Снег, снег… Все белым-бело: и крыша заставы, и косматые лапы сосен, и каждая тропка в лесу.
Мы собрались в квартире Нагорного на прощальный ужин. Меня очень порадовал Колосков. Он возбужденно рассказывал, как они вместе с Пшеничным отрезали путь нарушителям, не дав им возможности уйти за кордон. Он радовался даже тому, что чертовски вымок тогда, попав в болото, сильно ушиб себе ногу. Нога все еще болела, и Колосков заметно прихрамывал.
— И знаете, на днях я закончу портрет Кости Уварова, — сообщил он.
И я подумал, что правы люди, говоря, что иногда человеку помогает в жизни какой-нибудь сильный толчок. Мы выпили за встречу в будущем, за славную семью пограничников, за тех, кто идет сейчас по дозорной тропе.

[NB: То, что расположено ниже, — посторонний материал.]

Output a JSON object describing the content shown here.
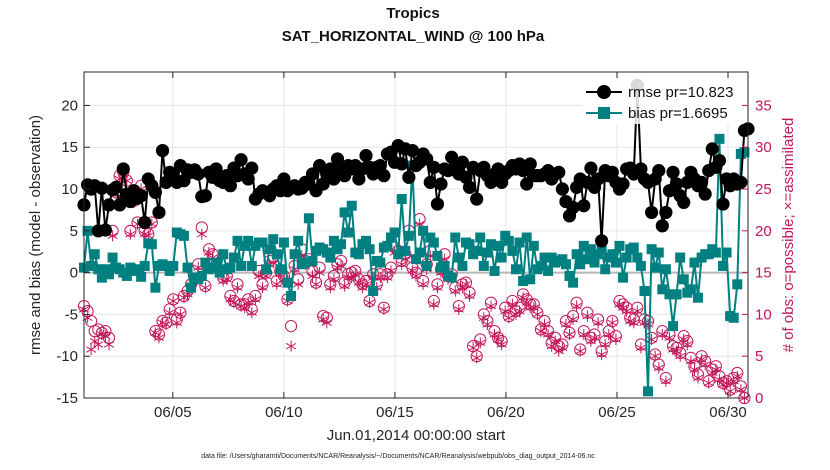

За окнами послышалась песня. Строй пограничников возвращался с занятий на заставу. Я расслышал слова:
Пограничная ночь, Огневая гроза. Бьется верное сердце, Мы в наряде, друзья!И уже издалека донеслось:
Мы не ведаем сна, Нас Отчизна зовет. Бьется верное сердце: Пограничник, вперед!— Слышите, Мончик сдержал свое слово, — просиял Нагорный.
Мы распрощались.
Мне было немного грустно покидать заставу, где жизнь столкнула меня с людьми, каждый из которых был по-своему хорош, каждый имел свои слабости. Но это были настоящие люди!
Мне вспомнились
Разные времена, но какие схожие подвиги!
Я ехал на станцию на рассвете. Неохотно прояснялось холодное небо. Сосны стояли молча, словно обиделись на внезапный приход зимы. Синий туман прятался в голых кустарниках.
Вез меня Евдокимов. Время от времени он оборачивался ко мне, но, видя мое задумчивое лицо, не решался заговорить. Но в конце концов не выдержал.
— Зря уезжаете, товарищ Климов, — сказал он. — Ребята к вам привыкли. Да и зимой у нас тоже хорошо.
— Так ведь вся жизнь состоит из расставаний и встреч, — улыбнулся я. — Одни приезжают, другие уезжают.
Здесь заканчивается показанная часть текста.